Touring the Budějovický Budvar (Budweiser Brewery)
On České Budějovice’s northern edge sits a shrine to those who pray to the gods of the amber nectar. This is where Budějovický Budvar, the original Budweiser beer brewery, has its only factory. Established in 1895, Budvar draws on more than 700 years of the area’s brewing tradition to produce one of the world’s best beers. This is a traditional Pilsner-style beer, and not much has changed at the brewery over the past 100 years. You will find it fascinating to watch dirty old bottles transformed into boxed cartons as they move along the conveyor belts in the main production room.
The Budějovický Budvar offers one hour guided tours Monday through Friday at 2 pm between April and October. During the rest of the year, tours are available at 2 pm Tuesday through Friday. Tours are offered in Czech, English, and German. It is usually okay to show up, but it is a good idea to call ahead to the Budvar Visitor’s Center at the brewery to reserve a place on one of the tours. Tours cost 100 CZK per person. Visit www.budweiserbudvar.cz for more details.
The brewery is 3km north of the main square. To reach the brewery, take the no. 2 trolleys or catch a cab from the town square for about 150 CZK.
Each August, České Budějovice hosts the country’s largest International Agricultural Show and many other smaller exhibitions and festivals year-round. These festivals offer up some great opportunities, especially for visiting urbanites, to know the Czech Republic’s farming culture. Check www.vcb.cz for details.
Tourist Information Center
České Budějovice’s Tourist Information Center is located at Náměstí Přemysla Otakara II, next to the historic town hall. It has maps and guidebooks and can assist with finding lodgings. The office is open Monday to Friday from 9 am to 6 pm, on Saturdays from 8:30 am to 5 pm, and Sundays from 10 am to 4 pm. In the winter, the office is open Mondays and Wednesdays from 9 am to 5 pm; Tuesdays, Thursdays, and Fridays from 9 am to 6 pm; and Saturdays from 9 am to 1 pm. Information Centre also has free internet. Visit www.c-budejovice.cz for more information.
Most hotels, restaurants, and attractions can be found around České Budějovice’s circular Staré Město (Old Town) and Náměstí Přemysla Otakara II, the Czech Republic’s largest cobblestone square.
Daily express trains from Prague make the trip to České Budějovice in about two-and-a-half hours. The fare is 320 CZK for a first-class ticket and 222 CZK for a second class ticket.
Several express buses run from Prague’s Roztyly station on the metro’s C-line each day and take three hours to reach České Budějovice.

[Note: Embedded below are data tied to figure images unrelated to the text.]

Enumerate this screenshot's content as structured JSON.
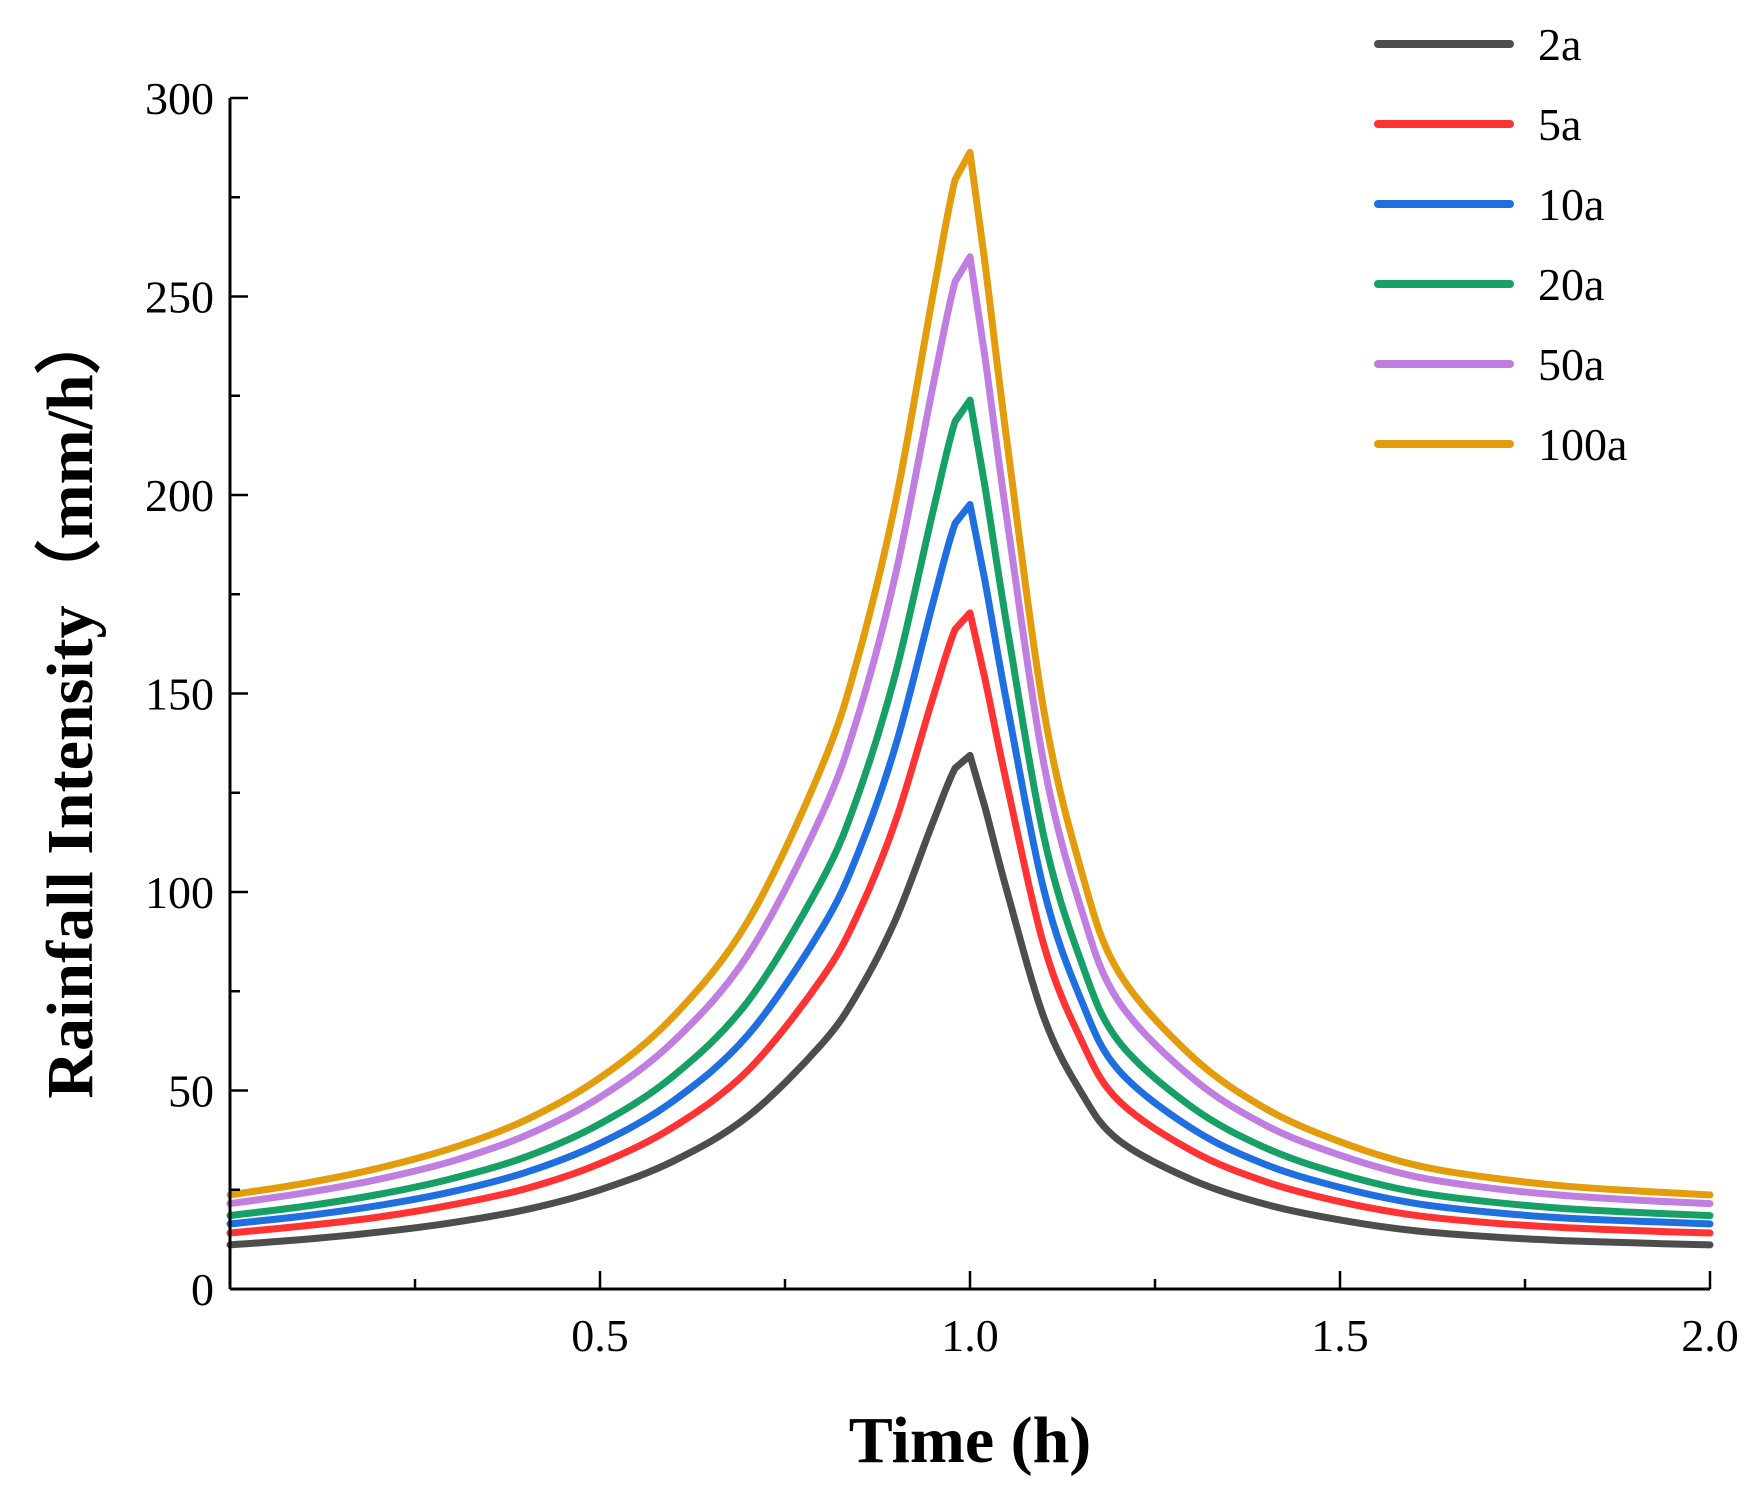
{
  "chart_data": {
    "type": "line",
    "title": "",
    "xlabel": "Time (h)",
    "ylabel": "Rainfall Intensity（mm/h）",
    "xlim": [
      0,
      2.0
    ],
    "ylim": [
      0,
      300
    ],
    "xticks": [
      0.5,
      1.0,
      1.5,
      2.0
    ],
    "xtick_labels": [
      "0.5",
      "1.0",
      "1.5",
      "2.0"
    ],
    "xminor": [
      0.25,
      0.75,
      1.25,
      1.75
    ],
    "yticks": [
      0,
      50,
      100,
      150,
      200,
      250,
      300
    ],
    "ytick_labels": [
      "0",
      "50",
      "100",
      "150",
      "200",
      "250",
      "300"
    ],
    "yminor": [
      25,
      75,
      125,
      175,
      225,
      275
    ],
    "grid": false,
    "legend_position": "top-right",
    "x": [
      0,
      0.1,
      0.2,
      0.3,
      0.4,
      0.5,
      0.6,
      0.7,
      0.8,
      0.85,
      0.9,
      0.95,
      0.98,
      1.0,
      1.02,
      1.05,
      1.1,
      1.15,
      1.2,
      1.3,
      1.4,
      1.5,
      1.6,
      1.7,
      1.8,
      1.9,
      2.0
    ],
    "series": [
      {
        "name": "2a",
        "color": "#4d4d4d",
        "values": [
          11.1,
          12.5,
          14.3,
          16.7,
          20.0,
          25.0,
          32.3,
          43.5,
          61.8,
          75.1,
          93.3,
          117.6,
          131.2,
          134.4,
          121.5,
          100.2,
          68.3,
          49.6,
          37.6,
          27.5,
          21.3,
          17.4,
          14.7,
          13.2,
          12.2,
          11.6,
          11.1
        ]
      },
      {
        "name": "5a",
        "color": "#ff3333",
        "values": [
          14.1,
          15.9,
          18.1,
          21.2,
          25.3,
          31.6,
          40.9,
          55.1,
          78.3,
          95.1,
          118.2,
          149.0,
          166.2,
          170.3,
          153.9,
          127.0,
          86.5,
          62.8,
          47.6,
          34.8,
          27.0,
          22.0,
          18.6,
          16.7,
          15.5,
          14.7,
          14.1
        ]
      },
      {
        "name": "10a",
        "color": "#1f6fe0",
        "values": [
          16.4,
          18.4,
          21.0,
          24.5,
          29.4,
          36.7,
          47.5,
          64.0,
          90.9,
          110.4,
          137.2,
          172.9,
          192.9,
          197.6,
          178.6,
          147.3,
          100.4,
          72.9,
          55.3,
          40.4,
          31.3,
          25.6,
          21.6,
          19.4,
          17.9,
          17.1,
          16.4
        ]
      },
      {
        "name": "20a",
        "color": "#16a065",
        "values": [
          18.5,
          20.8,
          23.8,
          27.8,
          33.3,
          41.6,
          53.8,
          72.5,
          103.0,
          125.1,
          155.5,
          195.9,
          218.6,
          223.9,
          202.4,
          166.9,
          113.8,
          82.6,
          62.6,
          45.8,
          35.5,
          29.0,
          24.5,
          22.0,
          20.3,
          19.3,
          18.5
        ]
      },
      {
        "name": "50a",
        "color": "#c07ee0",
        "values": [
          21.5,
          24.2,
          27.6,
          32.2,
          38.7,
          48.3,
          62.5,
          84.2,
          119.6,
          145.2,
          180.5,
          227.5,
          253.8,
          260.0,
          235.0,
          193.8,
          132.1,
          95.9,
          72.7,
          53.2,
          41.2,
          33.7,
          28.4,
          25.5,
          23.6,
          22.4,
          21.5
        ]
      },
      {
        "name": "100a",
        "color": "#e39d0c",
        "values": [
          23.7,
          26.6,
          30.4,
          35.5,
          42.6,
          53.2,
          68.8,
          92.7,
          131.7,
          160.0,
          198.8,
          250.5,
          279.5,
          286.3,
          258.8,
          213.4,
          145.5,
          105.6,
          80.1,
          58.6,
          45.4,
          37.1,
          31.3,
          28.1,
          26.0,
          24.7,
          23.7
        ]
      }
    ]
  }
}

Tickets cost about 160 CZK. Another option is to take the Student Bus, which stops in České Budějovice on the way to Cesky Krumlov. Buy tickets from the bus driver.
If you are driving, leave Prague going south on the main D1 expressway and take the exit for Highway E55, which runs straight to České Budějovice. The trip takes about one-and-a-half hours.
Tip: Hluboká Castle is a popular day trip from České Budějovice. Buses leave for the main square in Hluboká nad Vltavou at 30 to 60-minute intervals. The journey takes around 20 minutes.
Hluboká Castle was rebuilt in the spirit of the romantic English Gothic style, based on the royal Windsor Castle. It was the wish of countess Elizabeth Schwarzenberg, who was invited in 1837 to Queen Victoria’s coronation in England, where she had the opportunity to see the royal castle. After her arrival at Hluboká, she persuaded her husband to reconstruct their palace into the castle seen in Windsor. It is a rare example of English architecture in Bohemia. Inside, there are magnificent collections of furniture, tapestries, porcelain, paintings and weapons. In particular, it is worth taking note of all the wood details. It is one of the wealthiest and most beautiful Czech castles, visited by thousands of tourists each year. Castle entrance fee is from 40 to 230 CZK per person.